% Generated by roxygen2: do not edit by hand
% Please edit documentation in R/helpers.R
\name{simplify_string}
\alias{simplify_string}
\title{Simplifies strings for analysis}
\usage{
simplify_string(
  x,
  alpha = TRUE,
  digits = FALSE,
  unaccent = TRUE,
  utf8_only = TRUE,
  case = "upper",
  trim = TRUE,
  stopwords = NA
)
}
\arguments{
\item{x}{A character vector.}

\item{alpha}{Should alphabetic characters be included in the cleaned up string? (Default: TRUE)}

\item{digits}{Should digits be included in the cleaned up string? (Default: FALSE)}

\item{unaccent}{Should characters be de-accented? (Default: TRUE)}

\item{utf8_only}{Should characters be UTF-8 only? (Default: TRUE)}

\item{case}{What casing should characters use? Can be one of 'upper', 'lower', 'sentence', 'title',
or 'keep' for the existing casing (Default: 'upper')}

\item{trim}{Should strings be trimmed of excess spaces? (Default: TRUE)}

\item{stopwords}{An optional vector of stop words to be removed.}
}
\value{
A character vector of simplified strings.
}
\description{
Takes a character vector and "simplifies" it by uppercasing, removing most non-alphabetic
(or alphanumeric) characters, removing accents, forcing UTF-8 encoding, removing excess spaces,
and optionally removing stop words.

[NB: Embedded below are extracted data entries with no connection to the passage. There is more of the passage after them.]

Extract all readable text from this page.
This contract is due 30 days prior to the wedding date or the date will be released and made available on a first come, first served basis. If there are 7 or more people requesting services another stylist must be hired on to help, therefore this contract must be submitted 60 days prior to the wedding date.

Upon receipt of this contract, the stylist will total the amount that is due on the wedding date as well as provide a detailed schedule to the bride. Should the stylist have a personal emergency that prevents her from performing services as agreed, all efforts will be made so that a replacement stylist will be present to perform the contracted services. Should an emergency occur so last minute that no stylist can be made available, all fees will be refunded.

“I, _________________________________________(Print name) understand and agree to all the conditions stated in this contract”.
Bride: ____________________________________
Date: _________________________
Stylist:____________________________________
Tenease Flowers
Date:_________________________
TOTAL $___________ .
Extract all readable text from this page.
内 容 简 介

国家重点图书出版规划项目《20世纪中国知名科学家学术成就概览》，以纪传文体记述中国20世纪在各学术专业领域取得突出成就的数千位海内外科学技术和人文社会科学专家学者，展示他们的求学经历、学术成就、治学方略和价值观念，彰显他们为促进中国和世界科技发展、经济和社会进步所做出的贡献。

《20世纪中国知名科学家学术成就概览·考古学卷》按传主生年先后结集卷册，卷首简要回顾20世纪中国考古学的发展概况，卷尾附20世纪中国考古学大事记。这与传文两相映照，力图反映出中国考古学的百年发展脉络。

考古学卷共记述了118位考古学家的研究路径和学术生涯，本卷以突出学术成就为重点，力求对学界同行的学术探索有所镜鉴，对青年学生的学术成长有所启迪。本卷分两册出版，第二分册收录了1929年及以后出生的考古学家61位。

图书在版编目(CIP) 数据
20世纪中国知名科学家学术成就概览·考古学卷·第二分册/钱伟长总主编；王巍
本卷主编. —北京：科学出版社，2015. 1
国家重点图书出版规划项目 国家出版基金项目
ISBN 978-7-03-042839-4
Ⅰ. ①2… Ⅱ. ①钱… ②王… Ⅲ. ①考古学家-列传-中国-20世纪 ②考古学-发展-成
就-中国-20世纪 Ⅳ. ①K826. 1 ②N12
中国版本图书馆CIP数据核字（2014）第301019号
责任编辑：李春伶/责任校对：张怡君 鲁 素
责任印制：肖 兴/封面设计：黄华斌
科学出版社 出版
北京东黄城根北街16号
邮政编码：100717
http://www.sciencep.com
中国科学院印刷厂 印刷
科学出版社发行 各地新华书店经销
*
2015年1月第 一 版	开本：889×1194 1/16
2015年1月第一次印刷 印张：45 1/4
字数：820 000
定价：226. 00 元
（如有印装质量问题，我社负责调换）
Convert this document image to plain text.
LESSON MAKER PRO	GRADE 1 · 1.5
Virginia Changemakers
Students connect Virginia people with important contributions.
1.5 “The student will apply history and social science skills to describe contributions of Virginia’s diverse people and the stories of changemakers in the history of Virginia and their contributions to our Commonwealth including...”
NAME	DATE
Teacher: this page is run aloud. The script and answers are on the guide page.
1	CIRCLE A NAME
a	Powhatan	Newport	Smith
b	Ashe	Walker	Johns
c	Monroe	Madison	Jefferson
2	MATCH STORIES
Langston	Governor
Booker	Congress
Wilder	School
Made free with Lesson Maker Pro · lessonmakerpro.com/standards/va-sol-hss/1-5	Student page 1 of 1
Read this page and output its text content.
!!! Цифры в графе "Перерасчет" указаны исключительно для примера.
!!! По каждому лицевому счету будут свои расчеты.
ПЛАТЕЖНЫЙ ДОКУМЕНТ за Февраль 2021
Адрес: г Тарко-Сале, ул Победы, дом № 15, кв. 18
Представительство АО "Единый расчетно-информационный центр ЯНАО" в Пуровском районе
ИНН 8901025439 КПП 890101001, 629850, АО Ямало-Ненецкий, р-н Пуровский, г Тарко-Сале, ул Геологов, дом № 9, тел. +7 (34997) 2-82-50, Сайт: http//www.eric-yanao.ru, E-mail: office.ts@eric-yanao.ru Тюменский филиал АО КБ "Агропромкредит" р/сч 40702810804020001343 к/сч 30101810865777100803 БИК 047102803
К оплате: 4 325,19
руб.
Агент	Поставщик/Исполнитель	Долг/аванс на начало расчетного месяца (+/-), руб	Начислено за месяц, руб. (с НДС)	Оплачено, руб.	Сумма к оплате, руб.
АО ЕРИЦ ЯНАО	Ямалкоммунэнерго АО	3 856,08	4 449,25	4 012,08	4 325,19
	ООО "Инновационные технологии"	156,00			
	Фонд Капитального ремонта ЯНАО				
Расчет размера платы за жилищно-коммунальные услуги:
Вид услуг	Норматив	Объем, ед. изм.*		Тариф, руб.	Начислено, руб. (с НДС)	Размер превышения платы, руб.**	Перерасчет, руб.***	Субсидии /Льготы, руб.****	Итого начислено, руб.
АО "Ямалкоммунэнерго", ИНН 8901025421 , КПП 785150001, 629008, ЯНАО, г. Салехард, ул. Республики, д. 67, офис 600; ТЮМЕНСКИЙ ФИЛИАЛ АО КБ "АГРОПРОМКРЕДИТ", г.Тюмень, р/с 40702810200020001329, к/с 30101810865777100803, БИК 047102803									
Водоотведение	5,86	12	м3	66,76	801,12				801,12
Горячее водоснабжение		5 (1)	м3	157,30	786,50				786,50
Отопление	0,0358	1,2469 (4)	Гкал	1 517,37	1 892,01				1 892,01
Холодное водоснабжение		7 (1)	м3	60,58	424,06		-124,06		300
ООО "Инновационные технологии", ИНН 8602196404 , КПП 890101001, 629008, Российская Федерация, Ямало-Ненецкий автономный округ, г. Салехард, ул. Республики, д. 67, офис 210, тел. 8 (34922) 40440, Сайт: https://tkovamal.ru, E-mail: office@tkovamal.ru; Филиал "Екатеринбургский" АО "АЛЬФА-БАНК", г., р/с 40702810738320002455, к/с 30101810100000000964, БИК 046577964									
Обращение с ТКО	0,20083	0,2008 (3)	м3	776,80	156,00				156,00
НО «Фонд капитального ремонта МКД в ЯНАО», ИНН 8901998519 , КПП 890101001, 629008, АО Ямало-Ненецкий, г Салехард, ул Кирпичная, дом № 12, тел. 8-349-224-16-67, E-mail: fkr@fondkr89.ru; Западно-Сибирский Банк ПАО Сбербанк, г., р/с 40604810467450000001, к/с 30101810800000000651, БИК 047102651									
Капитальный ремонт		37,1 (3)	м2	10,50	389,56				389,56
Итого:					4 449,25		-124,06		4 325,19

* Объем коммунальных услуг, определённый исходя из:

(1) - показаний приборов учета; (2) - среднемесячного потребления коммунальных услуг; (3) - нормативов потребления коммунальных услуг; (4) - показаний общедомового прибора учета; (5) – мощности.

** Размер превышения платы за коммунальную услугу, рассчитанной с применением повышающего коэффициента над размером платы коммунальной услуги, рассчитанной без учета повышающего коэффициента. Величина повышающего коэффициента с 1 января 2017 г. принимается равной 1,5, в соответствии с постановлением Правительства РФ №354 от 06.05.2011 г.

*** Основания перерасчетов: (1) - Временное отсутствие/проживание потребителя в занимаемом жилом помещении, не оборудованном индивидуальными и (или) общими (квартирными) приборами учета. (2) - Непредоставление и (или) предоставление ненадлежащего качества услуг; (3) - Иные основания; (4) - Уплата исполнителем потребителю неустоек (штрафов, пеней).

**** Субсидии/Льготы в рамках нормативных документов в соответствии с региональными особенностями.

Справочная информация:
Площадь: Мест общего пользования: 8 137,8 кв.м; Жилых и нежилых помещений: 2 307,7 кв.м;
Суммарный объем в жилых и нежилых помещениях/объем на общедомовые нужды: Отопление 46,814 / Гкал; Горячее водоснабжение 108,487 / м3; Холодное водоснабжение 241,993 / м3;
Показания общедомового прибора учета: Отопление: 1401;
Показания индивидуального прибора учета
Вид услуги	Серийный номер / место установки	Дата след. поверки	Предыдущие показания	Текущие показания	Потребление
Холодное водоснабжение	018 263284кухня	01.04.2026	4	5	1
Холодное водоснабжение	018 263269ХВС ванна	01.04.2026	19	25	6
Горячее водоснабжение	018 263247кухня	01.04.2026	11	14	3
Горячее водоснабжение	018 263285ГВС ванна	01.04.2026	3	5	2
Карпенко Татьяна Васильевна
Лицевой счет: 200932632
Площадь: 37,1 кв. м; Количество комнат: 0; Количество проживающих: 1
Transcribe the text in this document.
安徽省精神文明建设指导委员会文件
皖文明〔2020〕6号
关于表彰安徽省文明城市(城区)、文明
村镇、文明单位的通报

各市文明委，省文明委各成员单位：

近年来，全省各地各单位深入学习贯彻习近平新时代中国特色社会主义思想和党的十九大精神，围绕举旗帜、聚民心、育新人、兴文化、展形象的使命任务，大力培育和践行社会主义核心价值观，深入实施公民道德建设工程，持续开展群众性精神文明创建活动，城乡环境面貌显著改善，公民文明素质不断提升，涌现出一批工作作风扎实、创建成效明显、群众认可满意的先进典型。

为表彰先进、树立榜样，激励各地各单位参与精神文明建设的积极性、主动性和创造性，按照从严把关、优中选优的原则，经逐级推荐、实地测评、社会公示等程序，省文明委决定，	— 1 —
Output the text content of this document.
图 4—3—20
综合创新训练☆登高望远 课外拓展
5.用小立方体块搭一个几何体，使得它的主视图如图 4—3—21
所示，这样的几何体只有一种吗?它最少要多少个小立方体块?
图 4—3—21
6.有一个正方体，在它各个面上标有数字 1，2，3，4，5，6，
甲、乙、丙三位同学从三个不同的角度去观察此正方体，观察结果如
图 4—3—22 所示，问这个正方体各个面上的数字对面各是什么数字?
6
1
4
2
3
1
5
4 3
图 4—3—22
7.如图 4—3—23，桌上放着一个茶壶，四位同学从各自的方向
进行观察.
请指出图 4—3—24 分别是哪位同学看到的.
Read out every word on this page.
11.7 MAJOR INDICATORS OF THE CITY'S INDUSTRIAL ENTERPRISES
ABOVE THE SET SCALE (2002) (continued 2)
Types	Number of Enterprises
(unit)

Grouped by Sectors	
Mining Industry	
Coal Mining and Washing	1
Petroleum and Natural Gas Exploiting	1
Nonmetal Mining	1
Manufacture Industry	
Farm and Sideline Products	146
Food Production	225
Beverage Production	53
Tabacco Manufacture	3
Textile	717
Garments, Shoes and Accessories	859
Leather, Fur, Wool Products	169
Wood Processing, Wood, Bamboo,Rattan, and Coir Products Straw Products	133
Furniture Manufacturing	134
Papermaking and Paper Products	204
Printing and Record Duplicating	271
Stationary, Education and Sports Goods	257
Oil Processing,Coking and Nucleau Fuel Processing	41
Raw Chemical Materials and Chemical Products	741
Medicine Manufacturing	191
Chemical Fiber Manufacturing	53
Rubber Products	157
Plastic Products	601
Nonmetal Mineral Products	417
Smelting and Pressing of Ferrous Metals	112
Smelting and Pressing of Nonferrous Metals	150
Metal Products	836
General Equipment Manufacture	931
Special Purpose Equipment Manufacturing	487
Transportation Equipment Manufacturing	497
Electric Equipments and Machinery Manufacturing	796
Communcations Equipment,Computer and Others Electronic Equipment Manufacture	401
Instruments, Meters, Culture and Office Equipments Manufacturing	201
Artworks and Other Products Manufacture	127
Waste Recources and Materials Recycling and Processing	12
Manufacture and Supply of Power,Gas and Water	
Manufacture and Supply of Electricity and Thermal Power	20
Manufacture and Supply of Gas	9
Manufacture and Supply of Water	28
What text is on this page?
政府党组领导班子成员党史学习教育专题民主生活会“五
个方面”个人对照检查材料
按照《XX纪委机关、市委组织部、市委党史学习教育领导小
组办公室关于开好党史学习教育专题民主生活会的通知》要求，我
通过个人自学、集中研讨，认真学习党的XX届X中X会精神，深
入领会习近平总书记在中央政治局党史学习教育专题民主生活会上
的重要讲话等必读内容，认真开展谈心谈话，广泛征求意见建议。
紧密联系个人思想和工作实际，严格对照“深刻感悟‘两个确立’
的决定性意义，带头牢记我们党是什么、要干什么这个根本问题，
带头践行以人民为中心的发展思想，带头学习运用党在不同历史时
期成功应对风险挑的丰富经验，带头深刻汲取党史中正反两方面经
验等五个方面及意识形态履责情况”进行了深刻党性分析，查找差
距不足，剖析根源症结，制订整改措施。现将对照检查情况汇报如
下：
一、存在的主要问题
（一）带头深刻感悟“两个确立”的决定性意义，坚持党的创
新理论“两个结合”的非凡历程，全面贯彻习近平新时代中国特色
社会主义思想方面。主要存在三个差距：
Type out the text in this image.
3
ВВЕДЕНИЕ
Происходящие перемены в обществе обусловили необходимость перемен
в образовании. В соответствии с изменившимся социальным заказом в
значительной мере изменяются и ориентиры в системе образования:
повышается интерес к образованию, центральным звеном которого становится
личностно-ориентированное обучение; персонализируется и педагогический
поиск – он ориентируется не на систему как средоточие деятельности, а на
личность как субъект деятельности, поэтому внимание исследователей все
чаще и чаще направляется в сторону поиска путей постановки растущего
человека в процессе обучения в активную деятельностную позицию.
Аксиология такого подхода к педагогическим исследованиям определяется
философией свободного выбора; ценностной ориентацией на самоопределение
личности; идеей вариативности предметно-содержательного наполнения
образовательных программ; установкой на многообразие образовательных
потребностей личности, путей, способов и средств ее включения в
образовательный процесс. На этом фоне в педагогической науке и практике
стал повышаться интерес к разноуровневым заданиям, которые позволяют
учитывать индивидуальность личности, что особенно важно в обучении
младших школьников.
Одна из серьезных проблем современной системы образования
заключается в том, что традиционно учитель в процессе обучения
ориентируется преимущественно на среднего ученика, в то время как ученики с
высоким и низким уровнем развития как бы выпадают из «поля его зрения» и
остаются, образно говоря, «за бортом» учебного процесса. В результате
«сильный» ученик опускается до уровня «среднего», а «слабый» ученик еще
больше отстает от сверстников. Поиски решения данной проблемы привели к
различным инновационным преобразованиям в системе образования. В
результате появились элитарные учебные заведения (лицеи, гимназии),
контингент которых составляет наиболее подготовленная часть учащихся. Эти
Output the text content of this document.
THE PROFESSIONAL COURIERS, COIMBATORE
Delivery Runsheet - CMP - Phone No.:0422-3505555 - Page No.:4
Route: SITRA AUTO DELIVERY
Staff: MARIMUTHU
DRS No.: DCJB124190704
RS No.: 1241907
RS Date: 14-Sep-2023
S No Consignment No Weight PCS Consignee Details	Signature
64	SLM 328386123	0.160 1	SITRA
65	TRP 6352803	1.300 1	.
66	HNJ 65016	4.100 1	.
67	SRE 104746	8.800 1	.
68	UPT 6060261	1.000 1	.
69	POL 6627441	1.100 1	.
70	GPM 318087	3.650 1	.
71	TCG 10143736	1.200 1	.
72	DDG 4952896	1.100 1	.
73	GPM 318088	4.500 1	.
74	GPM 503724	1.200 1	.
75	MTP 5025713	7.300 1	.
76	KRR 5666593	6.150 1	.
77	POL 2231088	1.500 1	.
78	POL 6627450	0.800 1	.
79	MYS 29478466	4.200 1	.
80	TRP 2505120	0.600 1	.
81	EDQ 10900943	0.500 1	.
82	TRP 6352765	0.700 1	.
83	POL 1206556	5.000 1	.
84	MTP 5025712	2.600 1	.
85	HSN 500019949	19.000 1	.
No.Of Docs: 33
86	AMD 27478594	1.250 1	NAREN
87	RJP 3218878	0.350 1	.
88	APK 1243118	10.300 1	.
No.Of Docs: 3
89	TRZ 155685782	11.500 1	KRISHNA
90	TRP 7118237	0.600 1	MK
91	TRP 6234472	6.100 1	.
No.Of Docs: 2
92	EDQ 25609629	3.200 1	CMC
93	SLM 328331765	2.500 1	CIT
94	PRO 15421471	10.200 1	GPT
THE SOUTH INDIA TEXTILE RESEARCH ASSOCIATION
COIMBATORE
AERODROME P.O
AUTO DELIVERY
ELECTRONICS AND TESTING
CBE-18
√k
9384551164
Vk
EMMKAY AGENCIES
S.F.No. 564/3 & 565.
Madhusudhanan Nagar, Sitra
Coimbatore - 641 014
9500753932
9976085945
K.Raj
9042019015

Useful in cases where you have two large vector of person
or business names you need to compare, but where misspellings may be common.
}
\examples{
simplify_string(c('J. Jonah Jameson', 'j jonah jameson',
  'j   jonah 123   jameson', 'J Jónah Jameson...'))
simplify_string(c('123 Business Inc.', '123 business incorporated',
  '123 ... Business ... Inc.'), digits = TRUE, stopwords = c('INC', 'INCORPORATED'))

}